Obstructive Sleep Apnea.
About 12 years ago I developed a serious medical condition called obstructive sleep apnea. Unfortunately, it went undiagnosed for over 5 yrs. . During the night, I would temporarily stop breathing during sleep, often hundreds of times each night. (Since I've been diagnosed, I am undergoing treatment and can breathe normally during sleep, so I'm OK now.) According to my doctors, I was at the edge of death quite often during that period. I started having dreams about my deceased father nightly. He had been dead for over 25 years. I dreamed I would see him in various places, watching me, but when I noticed him and would try to go over to talk with him, he would disappear before I could catch up to him. Then I would wake up and start crying. I would cry for about an hour each time, because I felt I wanted to be with him more than anything.
After a couple of weeks of this, I had a dream I actually came close to him. I called his name, but could not touch him, and he smiled at me, but said nothing. He looked different. He had been about 47 years old when he died, but, looking at his face, I could not determine what his age was. He could have been 20, 30, 40, 50, or older, I couldn't tell. He also was extraordinarily good looking in my dream. Although he had been handsome in life, he looked beautiful in my dream. His face seemed to shine, he was impeccably dressed, he seemed more fit and vigorous than I could ever remember him being in life. He looked better than in any old photos I have of him. I asked him, "Where have you been? I thought you were dead!" Somehow, I was momentarily distracted, and again he disappeared.
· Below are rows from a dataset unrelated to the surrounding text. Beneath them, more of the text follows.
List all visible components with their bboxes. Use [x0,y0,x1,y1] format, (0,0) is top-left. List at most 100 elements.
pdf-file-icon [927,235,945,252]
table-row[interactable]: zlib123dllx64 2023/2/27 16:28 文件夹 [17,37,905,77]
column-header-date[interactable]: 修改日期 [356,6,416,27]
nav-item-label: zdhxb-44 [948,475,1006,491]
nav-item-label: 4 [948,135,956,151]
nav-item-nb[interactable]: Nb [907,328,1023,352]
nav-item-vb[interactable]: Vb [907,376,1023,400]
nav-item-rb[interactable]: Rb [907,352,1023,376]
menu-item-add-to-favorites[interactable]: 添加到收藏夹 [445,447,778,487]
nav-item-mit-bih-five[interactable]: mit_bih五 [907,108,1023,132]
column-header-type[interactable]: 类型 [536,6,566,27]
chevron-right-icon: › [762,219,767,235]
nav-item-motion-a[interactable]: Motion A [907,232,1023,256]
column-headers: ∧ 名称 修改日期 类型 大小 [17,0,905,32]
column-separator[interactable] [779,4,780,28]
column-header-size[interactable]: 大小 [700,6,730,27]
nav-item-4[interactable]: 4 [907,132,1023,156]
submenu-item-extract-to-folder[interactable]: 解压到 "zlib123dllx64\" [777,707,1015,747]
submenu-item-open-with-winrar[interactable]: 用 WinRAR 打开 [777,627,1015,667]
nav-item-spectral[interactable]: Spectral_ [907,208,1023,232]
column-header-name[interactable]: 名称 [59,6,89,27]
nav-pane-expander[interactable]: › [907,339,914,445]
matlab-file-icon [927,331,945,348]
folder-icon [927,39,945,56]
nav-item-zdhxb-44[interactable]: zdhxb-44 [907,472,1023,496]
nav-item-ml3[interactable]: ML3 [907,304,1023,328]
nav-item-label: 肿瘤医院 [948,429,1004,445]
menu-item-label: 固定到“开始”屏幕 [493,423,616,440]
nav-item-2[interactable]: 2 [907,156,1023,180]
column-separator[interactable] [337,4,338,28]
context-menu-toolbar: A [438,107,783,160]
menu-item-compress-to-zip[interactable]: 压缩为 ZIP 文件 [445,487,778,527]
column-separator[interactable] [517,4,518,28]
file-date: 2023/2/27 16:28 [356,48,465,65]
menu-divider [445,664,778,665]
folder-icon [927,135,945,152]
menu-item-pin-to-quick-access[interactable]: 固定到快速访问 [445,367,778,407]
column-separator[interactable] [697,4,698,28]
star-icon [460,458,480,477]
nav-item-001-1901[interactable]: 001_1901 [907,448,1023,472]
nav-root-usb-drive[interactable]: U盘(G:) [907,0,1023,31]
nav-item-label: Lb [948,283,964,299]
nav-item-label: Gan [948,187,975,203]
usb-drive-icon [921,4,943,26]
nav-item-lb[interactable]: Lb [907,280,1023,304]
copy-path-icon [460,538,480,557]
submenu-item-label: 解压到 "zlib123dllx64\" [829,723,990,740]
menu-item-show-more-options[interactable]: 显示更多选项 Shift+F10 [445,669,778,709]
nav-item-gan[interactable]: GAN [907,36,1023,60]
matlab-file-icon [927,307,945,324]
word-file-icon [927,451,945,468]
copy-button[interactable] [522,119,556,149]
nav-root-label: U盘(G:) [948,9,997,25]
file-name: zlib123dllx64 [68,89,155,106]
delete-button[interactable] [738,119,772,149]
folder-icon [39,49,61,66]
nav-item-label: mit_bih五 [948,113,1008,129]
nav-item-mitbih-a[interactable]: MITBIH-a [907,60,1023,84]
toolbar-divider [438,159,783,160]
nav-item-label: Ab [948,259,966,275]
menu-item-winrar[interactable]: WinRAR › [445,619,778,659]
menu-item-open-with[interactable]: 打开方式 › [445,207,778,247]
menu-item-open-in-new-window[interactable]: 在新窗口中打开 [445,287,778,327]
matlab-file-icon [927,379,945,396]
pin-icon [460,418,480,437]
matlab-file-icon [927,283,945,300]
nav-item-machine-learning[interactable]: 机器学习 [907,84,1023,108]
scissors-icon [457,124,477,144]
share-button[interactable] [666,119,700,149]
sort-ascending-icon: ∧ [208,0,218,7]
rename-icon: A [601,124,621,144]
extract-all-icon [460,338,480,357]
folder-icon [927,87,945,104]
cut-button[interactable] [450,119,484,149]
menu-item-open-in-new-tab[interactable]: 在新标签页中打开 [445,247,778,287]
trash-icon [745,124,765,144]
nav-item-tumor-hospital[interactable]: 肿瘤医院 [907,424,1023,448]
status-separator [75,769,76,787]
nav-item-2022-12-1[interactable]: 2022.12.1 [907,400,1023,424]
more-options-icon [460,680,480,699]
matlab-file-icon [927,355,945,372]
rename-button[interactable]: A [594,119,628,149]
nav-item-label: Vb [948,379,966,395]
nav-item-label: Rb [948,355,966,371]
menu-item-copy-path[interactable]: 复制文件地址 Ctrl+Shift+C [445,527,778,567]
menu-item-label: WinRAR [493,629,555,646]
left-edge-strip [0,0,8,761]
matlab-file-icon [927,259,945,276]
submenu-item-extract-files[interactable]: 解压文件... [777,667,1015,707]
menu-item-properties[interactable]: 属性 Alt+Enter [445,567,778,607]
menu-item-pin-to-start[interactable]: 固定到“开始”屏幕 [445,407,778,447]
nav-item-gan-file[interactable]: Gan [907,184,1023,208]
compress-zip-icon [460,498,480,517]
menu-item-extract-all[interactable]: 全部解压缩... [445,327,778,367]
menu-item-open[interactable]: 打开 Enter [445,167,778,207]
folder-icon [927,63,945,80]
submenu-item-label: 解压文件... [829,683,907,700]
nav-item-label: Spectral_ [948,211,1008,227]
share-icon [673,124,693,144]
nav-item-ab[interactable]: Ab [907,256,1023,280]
I woke up and cried. In the next dream, when I saw him again, he looked the same, I remember that his face seemed to shine. This time I asked him the same question, "Where have you been? I thought you were dead." This time he smiled at me and spoke, "I have always been here." I was crying now, and said, "Then why did you stay away? I thought you were dead all these years! Please stay with me now." He didn't say anything, but somehow I knew that he couldn't stay, so I said, "Then I want to go with you. I want to be with you." I remember at that moment wanting to be with my father more than anything, it was the strongest desire I have ever felt. His face became concerned and he empahatically said "NO! You CANNOT come with me at this time!" He didn't shout, but it felt like a shout. I held on to his arm, and sobbed. Somehow, without my noticing it, he disappeared again. I woke up, and cried.
In my next dream, he came with my grandmother, his mother, who had died 35 years ago. She also looked beautiful, of indeterminate age, and her face seemed to be glowing, just like my father's face. We had a similar conversation, I asked here where she had been, told her I thought she was dead, and asked why she hadn't visited me all these years. She said the same thing as my father had, "I have always been here." Then I asked the both of them if I could go with them. Now, I had NO idea where they had been all those years, I didn't ask. Or whether they were alive or dead (I knew they were both dead, but somehow it didn't matter to me then), I just knew I wanted to go with them. I didn't think I was dying. Then they both became very concerned, and strongly insisted I could not go with them at this time. They both had said I couldn't go with them "at this time" I still remember their words clearly. And it was true, I had responsibilities for my child at that time, but I still strongly desired to go with them. At the time I didn't understand why they kept coming to visit me in my dreams. The thought that this might be an NDE didn't occur to me. I knew I was ill, but not what I had.
After I had begun receiving treatment, and was out of danger, I began to believe this might have been an NDE. I don't remember leaving my body. I don't remember any tunnel of white light, but while I was talking to my father and grandmother, I noticed that the background, including the floor and the sky, had disappeared, and was replaced by something white, similar to a white glowing computer screen. We had been standing on a street. Also, I don't remember a life review, but soon after, I started recalling all my past indescretions, and "sins," as some might call them, and began feeling very guilty about them. It wasn't until I read these words on this website, "Man punishes himself, and not only does he punish himself, but he chooses the form that punishment will take," that I realized I had been beating myself up over my mistakes and imperfections all these years. I know that I now must forgive myself. Unfortunately, I didn't come to this realization until AFTER I had punished myself severely. Very severely.
But, on the positive side, I've changed quite a bit since then. I've become far less materialistic, less self centered. I'm far from perfect, though, but better than before. Also, I don't fear death anymore, in some ways, I look forward to it, although I still have responsibilities on this earth that prevent me from leaving yet.
So, what do you think, was this an NDE? I firmly believe it was.